You know what would be fast learning. Rolling with a fast attending one on one and trying to be marginally useful, like presenting their o/n's right before you go see them together and then getting a to do list with a brief explanation of why. Or basically residency at a community hospital.

Some good curricular academics at lunch and you're good to go.

Rounding and formal presentations are stupid.

With regards to who does rounds the best--hands down ortho. And the notes....like beautifully ******ed haikus. F'n amazing. They all sound like they're written by Channing Tatum's character on 21 Jump Street. And I love that f'n guy. He's about doing stuff.
 
Last edited:
With regards to who does rounds the best--hands down ortho.

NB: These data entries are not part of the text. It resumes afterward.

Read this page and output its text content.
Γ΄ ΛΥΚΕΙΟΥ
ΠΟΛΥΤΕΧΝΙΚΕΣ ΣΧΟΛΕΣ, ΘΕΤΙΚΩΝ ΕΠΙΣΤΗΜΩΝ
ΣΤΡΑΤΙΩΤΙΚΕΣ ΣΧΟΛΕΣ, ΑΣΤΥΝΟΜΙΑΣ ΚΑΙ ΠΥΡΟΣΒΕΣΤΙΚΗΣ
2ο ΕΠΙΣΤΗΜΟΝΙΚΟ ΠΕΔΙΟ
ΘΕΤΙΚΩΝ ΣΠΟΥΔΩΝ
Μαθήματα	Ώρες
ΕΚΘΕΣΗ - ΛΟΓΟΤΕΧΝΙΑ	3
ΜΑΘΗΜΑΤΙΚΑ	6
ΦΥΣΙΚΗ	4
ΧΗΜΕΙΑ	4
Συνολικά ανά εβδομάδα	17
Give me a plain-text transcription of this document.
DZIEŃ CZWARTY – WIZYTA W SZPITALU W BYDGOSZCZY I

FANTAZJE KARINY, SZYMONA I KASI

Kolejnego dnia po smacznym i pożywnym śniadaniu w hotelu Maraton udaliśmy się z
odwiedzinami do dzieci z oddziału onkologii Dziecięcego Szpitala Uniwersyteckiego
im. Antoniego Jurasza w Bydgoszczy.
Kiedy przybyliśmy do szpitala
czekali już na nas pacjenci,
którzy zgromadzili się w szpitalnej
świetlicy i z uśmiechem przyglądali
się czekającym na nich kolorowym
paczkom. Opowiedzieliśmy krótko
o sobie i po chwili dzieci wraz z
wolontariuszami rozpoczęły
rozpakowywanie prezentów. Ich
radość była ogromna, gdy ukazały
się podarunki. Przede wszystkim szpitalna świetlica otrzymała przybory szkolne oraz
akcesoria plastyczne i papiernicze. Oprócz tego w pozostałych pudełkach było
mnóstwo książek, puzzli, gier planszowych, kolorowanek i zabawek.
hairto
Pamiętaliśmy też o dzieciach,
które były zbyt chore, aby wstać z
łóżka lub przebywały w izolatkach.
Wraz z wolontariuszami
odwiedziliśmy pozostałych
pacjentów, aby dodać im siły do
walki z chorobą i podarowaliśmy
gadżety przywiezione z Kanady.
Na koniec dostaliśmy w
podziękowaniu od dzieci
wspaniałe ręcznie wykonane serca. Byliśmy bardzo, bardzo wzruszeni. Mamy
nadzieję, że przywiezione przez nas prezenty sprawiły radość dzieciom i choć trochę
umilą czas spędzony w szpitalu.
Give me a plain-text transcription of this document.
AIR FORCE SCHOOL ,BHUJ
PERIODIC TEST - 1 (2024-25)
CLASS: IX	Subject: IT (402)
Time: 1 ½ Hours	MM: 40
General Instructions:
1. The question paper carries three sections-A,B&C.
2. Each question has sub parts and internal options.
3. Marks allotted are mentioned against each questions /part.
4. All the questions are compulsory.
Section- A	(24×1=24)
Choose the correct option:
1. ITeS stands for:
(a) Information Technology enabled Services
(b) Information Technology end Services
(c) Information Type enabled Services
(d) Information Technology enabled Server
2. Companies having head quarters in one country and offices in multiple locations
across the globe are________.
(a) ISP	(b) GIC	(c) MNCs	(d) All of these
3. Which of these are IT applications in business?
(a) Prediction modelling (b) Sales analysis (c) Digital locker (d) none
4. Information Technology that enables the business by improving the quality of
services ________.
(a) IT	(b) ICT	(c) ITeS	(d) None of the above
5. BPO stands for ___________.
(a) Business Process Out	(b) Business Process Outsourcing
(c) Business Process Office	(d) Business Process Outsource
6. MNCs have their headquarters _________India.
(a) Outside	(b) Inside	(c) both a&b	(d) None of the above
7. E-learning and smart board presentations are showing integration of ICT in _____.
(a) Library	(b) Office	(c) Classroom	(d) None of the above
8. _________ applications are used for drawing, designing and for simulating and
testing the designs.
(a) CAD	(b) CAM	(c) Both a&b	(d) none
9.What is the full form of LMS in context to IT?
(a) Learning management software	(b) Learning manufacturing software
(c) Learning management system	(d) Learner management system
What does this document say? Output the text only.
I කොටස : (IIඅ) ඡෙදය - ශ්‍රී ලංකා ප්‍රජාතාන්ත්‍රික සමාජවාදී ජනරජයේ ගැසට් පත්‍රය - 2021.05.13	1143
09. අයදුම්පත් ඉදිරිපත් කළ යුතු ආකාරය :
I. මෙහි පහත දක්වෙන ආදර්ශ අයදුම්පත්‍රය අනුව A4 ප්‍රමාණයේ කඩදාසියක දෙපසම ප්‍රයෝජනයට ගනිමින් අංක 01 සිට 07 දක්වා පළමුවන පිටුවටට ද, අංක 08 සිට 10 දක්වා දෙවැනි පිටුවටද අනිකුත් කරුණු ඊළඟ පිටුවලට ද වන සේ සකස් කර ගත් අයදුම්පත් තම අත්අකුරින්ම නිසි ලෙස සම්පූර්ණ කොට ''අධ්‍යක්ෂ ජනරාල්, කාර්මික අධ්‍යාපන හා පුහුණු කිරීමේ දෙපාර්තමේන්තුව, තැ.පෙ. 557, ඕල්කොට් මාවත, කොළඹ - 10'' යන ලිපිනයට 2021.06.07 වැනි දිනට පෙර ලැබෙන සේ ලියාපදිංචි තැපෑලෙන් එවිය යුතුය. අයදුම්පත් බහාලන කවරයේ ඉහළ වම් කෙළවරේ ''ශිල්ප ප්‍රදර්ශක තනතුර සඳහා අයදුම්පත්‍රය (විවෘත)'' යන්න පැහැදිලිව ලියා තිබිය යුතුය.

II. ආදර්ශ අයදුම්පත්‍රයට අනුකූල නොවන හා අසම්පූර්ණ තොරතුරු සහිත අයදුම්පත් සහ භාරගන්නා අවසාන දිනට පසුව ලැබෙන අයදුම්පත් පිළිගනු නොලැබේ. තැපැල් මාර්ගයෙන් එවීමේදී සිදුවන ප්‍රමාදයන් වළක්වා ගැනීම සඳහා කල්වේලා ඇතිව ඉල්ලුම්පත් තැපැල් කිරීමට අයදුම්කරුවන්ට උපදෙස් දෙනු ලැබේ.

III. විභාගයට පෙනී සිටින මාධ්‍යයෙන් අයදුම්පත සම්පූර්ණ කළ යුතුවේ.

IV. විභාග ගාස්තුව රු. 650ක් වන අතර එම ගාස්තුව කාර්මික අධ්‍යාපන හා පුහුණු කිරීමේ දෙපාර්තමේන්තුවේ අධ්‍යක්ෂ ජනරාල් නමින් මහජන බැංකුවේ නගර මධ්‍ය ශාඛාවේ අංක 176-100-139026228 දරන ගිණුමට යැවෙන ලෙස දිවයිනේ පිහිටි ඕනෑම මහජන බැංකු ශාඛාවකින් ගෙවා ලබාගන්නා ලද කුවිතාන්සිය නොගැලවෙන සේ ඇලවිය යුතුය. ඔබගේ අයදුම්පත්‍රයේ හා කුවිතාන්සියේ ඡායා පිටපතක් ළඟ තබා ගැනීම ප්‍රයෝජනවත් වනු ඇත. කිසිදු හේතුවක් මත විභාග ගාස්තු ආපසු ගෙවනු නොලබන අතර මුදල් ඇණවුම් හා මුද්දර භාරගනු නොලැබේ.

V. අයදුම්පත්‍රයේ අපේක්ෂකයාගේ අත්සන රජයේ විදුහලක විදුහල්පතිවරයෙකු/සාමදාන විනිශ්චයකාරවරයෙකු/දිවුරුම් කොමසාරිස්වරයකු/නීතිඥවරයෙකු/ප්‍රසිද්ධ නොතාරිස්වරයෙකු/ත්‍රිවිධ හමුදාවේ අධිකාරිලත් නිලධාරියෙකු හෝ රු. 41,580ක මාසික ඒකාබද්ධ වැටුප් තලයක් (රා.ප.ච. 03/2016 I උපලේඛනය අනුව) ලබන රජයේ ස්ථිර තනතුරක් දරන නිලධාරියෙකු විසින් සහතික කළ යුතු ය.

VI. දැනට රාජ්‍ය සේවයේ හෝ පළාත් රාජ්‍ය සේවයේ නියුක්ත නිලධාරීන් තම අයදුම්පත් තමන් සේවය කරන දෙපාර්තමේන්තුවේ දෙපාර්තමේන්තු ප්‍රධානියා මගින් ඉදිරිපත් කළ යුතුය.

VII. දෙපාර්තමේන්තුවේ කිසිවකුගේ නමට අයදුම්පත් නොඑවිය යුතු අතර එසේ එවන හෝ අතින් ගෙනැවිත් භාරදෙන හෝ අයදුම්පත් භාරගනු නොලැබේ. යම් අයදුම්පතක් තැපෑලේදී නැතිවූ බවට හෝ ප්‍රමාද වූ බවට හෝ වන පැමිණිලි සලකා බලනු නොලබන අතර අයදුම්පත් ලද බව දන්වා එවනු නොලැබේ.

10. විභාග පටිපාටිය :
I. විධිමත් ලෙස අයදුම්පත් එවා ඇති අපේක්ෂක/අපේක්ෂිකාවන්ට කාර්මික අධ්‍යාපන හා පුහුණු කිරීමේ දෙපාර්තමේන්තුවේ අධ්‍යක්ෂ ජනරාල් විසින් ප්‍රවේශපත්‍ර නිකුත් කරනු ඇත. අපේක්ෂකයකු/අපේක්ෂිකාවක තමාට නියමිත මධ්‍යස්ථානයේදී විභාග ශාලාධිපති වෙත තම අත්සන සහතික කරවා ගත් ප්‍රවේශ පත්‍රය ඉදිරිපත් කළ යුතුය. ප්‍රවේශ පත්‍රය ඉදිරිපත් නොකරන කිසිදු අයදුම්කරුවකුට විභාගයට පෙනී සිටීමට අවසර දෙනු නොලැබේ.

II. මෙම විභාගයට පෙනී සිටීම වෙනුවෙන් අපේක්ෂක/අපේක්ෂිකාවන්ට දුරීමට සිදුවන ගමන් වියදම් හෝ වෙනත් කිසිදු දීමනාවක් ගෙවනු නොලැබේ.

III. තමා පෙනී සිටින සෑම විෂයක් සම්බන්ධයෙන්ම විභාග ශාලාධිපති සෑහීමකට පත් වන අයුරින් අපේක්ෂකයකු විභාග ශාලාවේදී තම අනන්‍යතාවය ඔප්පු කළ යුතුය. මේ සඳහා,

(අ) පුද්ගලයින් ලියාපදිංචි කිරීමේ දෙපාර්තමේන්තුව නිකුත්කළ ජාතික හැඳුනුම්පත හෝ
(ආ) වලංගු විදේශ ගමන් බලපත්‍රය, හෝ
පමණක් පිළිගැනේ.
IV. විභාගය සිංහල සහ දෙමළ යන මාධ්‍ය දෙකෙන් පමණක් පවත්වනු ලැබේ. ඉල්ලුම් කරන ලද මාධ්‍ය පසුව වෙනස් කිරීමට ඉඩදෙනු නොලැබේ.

And the notes....like beautifully ******ed haikus. F'n amazing. They all sound like they're written by Channing Tatum's character on 21 Jump Street. And I love that f'n guy. He's about doing stuff.

Channing Tatum was hands down the best in 21 and 22 Jump Street.
I really really really wished they'd do the "alluded" 23 Jump Street. They basically said they were done with 22 but 23 would've been hysterical for our crowd.

But yeah,
Ortho actually puts words. The ED is just literally nothing except the doctors name and where the patient is going lol not all Ed docs but sometimes I feel ED docs take full advantage of the emr. Like, the nurses had more information in their notes.
 
At my school, it depended on the attending. The all the attendings I had, luckily, preferred rounds to last for 2 hours MAX. Our IM program director was one of my attendings explicitly stated, "I get bored if rounds go beyond 2 hours, so keep it succinct." Thus, as students, we had to learn how to present only the pertinent stuff which I thought was a great learning experience.